Je me range donc à l’avis du rapporteur général de la commission des finances.
M. le président. La parole est à M. Philippe Marini, pour explication de vote.
M. Philippe Marini. Je m’apprête, à titre personnel, à voter cet amendement.
En effet, il me semble que laisser le Haut Conseil des finances publiques définir lui-même sa règle du jeu dans son règlement intérieur est la position la plus respectueuse de cette institution.
D’ailleurs, il est tout à fait possible que le Haut Conseil adopte la même ligne de pensée que le ministre et le rapporteur général, en considérant qu’il serait risqué que des opinions dissidentes soient publiquement exprimées ; dans notre culture, c’est même assez vraisemblable – mais peut-être serai-je démenti par la décision du Haut Conseil, si l’amendement n° 45 rectifié bis est adopté.

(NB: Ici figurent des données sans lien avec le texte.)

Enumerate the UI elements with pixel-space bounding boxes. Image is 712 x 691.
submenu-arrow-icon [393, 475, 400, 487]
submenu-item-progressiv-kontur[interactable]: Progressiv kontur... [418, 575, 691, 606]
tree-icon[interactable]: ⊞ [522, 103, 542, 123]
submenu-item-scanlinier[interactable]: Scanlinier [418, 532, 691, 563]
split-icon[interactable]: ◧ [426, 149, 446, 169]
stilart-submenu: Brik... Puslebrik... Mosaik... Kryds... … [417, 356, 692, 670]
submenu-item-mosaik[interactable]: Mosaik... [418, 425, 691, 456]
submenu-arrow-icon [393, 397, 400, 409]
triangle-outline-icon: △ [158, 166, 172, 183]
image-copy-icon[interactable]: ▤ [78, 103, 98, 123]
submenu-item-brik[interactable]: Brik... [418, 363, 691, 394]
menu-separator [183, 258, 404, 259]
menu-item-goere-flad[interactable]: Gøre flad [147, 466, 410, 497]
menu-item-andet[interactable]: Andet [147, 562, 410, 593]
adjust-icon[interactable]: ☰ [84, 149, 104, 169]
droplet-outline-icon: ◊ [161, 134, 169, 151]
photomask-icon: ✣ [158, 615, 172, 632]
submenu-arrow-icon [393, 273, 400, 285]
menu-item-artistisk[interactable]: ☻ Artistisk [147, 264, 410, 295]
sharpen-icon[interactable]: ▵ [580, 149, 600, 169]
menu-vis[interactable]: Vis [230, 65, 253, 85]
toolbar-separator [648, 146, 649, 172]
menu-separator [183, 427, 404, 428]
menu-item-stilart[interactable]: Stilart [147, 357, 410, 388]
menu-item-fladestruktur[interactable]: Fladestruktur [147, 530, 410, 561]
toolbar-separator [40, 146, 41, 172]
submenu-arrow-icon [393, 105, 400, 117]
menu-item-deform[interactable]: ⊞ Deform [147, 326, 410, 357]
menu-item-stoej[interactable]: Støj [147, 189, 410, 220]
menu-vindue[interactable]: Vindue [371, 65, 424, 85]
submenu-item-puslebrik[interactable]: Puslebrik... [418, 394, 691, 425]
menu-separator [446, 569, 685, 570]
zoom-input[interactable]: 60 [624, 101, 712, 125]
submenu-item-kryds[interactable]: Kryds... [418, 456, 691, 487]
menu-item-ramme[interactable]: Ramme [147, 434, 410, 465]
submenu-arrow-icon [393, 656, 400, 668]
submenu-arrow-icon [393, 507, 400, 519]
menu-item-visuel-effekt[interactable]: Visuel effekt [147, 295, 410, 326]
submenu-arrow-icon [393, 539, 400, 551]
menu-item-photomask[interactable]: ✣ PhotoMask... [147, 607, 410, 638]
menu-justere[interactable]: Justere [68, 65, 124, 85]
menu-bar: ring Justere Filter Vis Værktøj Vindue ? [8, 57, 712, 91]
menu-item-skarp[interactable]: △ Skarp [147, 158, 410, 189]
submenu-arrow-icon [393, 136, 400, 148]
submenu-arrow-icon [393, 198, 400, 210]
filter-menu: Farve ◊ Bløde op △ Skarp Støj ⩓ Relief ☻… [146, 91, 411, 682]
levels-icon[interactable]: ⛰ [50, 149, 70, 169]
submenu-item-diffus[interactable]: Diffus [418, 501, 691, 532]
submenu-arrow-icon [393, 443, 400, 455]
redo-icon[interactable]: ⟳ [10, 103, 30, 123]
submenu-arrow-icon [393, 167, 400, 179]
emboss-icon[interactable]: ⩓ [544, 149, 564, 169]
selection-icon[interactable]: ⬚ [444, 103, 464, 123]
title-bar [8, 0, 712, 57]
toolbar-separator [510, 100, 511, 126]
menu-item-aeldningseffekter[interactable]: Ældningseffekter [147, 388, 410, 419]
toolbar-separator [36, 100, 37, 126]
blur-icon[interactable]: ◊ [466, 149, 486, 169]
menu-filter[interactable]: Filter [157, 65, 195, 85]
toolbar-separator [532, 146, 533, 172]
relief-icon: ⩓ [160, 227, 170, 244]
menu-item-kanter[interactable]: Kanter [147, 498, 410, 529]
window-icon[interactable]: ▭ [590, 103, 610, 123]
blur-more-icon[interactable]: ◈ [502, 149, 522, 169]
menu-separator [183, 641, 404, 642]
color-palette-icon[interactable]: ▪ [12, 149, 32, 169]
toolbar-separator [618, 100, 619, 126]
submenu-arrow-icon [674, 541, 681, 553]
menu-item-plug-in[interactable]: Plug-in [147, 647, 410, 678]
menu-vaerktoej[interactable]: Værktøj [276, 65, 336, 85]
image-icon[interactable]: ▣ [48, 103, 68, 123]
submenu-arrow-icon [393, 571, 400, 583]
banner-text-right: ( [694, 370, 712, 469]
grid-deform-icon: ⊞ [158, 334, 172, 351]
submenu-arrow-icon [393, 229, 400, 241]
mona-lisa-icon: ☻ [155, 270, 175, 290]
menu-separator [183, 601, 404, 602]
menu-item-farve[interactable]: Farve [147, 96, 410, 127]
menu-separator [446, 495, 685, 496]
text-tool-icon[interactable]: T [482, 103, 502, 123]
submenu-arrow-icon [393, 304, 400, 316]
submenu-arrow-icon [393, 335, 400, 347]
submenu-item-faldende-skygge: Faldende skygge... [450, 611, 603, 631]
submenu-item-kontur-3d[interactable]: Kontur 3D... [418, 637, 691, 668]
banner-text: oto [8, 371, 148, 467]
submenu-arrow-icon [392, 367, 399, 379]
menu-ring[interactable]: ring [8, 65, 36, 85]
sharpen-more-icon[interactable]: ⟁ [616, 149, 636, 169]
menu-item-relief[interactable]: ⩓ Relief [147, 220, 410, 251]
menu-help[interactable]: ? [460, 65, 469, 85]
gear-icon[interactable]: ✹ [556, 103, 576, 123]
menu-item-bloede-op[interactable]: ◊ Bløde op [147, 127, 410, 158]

Cher collègue Richard Yung, je ne crois pas véritablement qu’un avis dissident puisse avoir une incidence sur les marchés financiers ou sur le comportement de tel ou tel agent économique.
S’il ne s’agit que d’expliciter des raisonnements au sein d’un organisme dont le rôle est précisément méthodologique et consultatif, le pluralisme n’est pas nécessairement un handicap.
S’il apparaît que des objections ont été formulées mais qu’une approche majoritaire a nettement prévalu, il n’y a aucune raison que le Haut Conseil soit affaibli ; en tout cas, il n’y a aucun motif d’affaiblissement automatique.
Je vous confie que c’est avec un peu d’hésitation que je voterai cet amendement. Mais je pense qu’il ouvre le jeu et qu’il est respectueux de l’indépendance du corps que nous allons créer.